As for the @jbosch’s concerns about where C++ is evolving and the ensuing debates over what should be recommended, I’d like to offer a bit of historical perspective: classes and objects were first introduced in a form we’d recognize in the 1960s. However, it took us literally decades to understand how to use them effectively: for example, the interface segregation principle, which allows object-oriented programming to actually create modular software, was introduced in the 80s or 90s (I’m having trouble pinning down a date), and the Liskov substitution principle, which says when inheritance is the right tool for a job, was developed 1988-1994.

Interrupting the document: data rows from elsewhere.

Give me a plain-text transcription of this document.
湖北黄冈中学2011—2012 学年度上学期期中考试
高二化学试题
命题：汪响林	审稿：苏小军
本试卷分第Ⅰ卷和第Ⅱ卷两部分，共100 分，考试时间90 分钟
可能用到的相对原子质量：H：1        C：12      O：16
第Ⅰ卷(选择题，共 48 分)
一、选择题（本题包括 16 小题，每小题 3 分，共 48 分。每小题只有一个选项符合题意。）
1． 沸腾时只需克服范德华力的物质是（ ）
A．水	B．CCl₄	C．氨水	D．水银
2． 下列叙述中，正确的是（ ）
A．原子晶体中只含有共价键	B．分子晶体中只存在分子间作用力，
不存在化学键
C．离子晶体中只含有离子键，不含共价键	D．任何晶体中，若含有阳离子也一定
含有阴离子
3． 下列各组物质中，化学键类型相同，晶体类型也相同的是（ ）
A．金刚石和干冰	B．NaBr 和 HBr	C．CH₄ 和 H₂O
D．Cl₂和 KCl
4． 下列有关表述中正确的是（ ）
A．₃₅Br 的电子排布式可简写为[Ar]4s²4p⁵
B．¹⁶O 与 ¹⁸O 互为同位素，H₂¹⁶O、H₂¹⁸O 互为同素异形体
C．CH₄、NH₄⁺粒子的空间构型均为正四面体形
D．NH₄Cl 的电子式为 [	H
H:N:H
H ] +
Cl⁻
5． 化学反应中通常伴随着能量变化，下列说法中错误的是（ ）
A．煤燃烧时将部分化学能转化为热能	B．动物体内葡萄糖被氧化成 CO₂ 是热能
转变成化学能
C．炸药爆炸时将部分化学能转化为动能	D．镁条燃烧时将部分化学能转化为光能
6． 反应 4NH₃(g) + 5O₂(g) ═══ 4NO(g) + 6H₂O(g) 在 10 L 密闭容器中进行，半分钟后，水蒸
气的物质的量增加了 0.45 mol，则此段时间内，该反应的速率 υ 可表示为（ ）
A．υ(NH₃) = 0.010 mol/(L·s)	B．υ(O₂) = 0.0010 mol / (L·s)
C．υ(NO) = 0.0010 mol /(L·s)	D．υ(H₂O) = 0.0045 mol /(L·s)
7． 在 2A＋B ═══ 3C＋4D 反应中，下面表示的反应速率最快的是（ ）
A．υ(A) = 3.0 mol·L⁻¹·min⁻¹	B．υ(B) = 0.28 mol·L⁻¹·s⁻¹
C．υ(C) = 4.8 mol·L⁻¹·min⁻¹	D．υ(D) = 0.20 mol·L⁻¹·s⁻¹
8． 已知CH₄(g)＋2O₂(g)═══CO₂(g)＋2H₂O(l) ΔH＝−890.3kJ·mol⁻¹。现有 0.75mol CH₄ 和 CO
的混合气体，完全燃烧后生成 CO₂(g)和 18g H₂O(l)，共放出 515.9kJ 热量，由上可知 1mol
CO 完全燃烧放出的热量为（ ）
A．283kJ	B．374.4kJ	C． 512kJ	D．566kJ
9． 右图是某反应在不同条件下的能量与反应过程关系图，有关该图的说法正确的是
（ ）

Now that C++ seems to be specializing in relatively unexplored territory like template programming (and metaprogramming ), I think we’re once again in a regime where available tools have moved past the theory that lets us really understand them. People will use these tools in the real world, they’ll find out what works and what was a really bad idea, and eventually they’ll formalize the results in new programming paradigms.

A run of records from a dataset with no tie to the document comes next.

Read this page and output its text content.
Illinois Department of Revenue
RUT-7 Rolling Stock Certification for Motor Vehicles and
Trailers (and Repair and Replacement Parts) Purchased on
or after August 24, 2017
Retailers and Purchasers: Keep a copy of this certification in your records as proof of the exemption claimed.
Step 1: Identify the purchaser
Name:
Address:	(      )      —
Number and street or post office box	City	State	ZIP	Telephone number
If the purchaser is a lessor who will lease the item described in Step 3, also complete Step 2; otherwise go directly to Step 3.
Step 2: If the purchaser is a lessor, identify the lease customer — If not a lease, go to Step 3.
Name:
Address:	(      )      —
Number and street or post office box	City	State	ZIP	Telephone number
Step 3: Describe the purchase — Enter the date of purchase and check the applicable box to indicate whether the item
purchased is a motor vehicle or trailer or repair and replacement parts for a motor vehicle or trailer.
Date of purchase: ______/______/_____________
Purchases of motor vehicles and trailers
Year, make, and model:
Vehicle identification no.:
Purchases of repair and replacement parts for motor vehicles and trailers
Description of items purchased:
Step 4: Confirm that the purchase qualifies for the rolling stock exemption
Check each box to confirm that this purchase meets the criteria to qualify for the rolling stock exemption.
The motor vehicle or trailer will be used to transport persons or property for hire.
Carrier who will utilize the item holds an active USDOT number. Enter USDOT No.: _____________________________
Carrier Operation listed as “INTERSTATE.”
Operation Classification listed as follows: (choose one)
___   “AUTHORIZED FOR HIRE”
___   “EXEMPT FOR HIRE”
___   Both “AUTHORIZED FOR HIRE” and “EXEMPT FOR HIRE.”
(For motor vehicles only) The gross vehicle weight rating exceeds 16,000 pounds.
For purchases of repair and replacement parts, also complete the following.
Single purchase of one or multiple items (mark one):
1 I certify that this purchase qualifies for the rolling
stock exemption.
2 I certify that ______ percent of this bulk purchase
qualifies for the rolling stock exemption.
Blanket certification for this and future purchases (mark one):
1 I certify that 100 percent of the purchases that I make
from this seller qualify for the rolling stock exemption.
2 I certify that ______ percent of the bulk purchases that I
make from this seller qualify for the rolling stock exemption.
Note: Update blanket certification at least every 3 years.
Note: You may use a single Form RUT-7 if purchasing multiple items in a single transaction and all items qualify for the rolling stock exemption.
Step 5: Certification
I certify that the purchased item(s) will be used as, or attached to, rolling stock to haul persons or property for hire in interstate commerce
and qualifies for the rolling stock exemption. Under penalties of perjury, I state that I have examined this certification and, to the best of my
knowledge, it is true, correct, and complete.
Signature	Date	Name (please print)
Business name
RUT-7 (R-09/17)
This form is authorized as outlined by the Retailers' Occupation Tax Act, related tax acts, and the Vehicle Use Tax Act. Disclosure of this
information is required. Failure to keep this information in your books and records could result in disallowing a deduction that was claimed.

Do we want to be the early adopters who have to figure everything out the hard way? Not my call.

pschella · October 10, 2018, 6:27pm

Although I’m not convinced Go is the right programming language for most Science code I must say that writing in it (for a year or so) was a very enjoyable experience. It is highly intuitive and easy to learn. Almost every time when I had to do something new my guess as to how to write it would be correct first time and a quick glance at the (excellent) documentation would confirm it.
Moreover, it was designed from the ground up for scaleability. Not just in code base size, but also in number of developers. Its structure and tooling takes away a lot of the fuss and (pointless in a Go world) discussions about style.
However, Rust is cool too

pschella · October 13, 2018, 5:37pm

@kfindeisen, I like your suggestion to “picking one language that has most of the traits you want, and sticking with it”. However, when picking any interpreted language (such as Python) that is not actually possible (at least, not that I know). If we could get away with using only the bits that others wrote for us in a different language (e.g. use numpy, scipy and such) but don’t extend them) then that would be true. But I have yet to see a project where that worked for everything without great cost in speed at some parts. Now you could argue that those could be written in Cython or something, but then we are technically back to two languages again. What could be done however is to push the threshold for when to switch to a different language much further than we have, and really only do it when all other avenues for solving the problem have been exhausted and when a clear component to be accelerated has been identified (preferably one that can be reused in many places). To make it more Pythonic I think one of the things that then also has to be let go is the framework nature of things. Having more smaller, loosely coupled components.
One, perhaps extreme, way to encourage this in LSST would be to require an FAQ (or perhaps even something stricter) before anything can be written in C++ instead of the default Python.
Another direction to take would be to pick a language on the compiled end of the spectrum (C++, Java, Go, Rust, take your pick) and write everything in that. But I suspect that, with C++/Java at least, will slow down progress for scientist-coders unless all needed components are somewhat known up front (e.g. rewriting an existing production pipeline into it would probably work fine, and may be a worthwhile endeavor).

pschella · October 13, 2018, 5:41pm

To add a quick thought. To enable only loose coupling. It could be required that any interface accessible from Python only accepts and returns either primitive types or ndarrays thereof.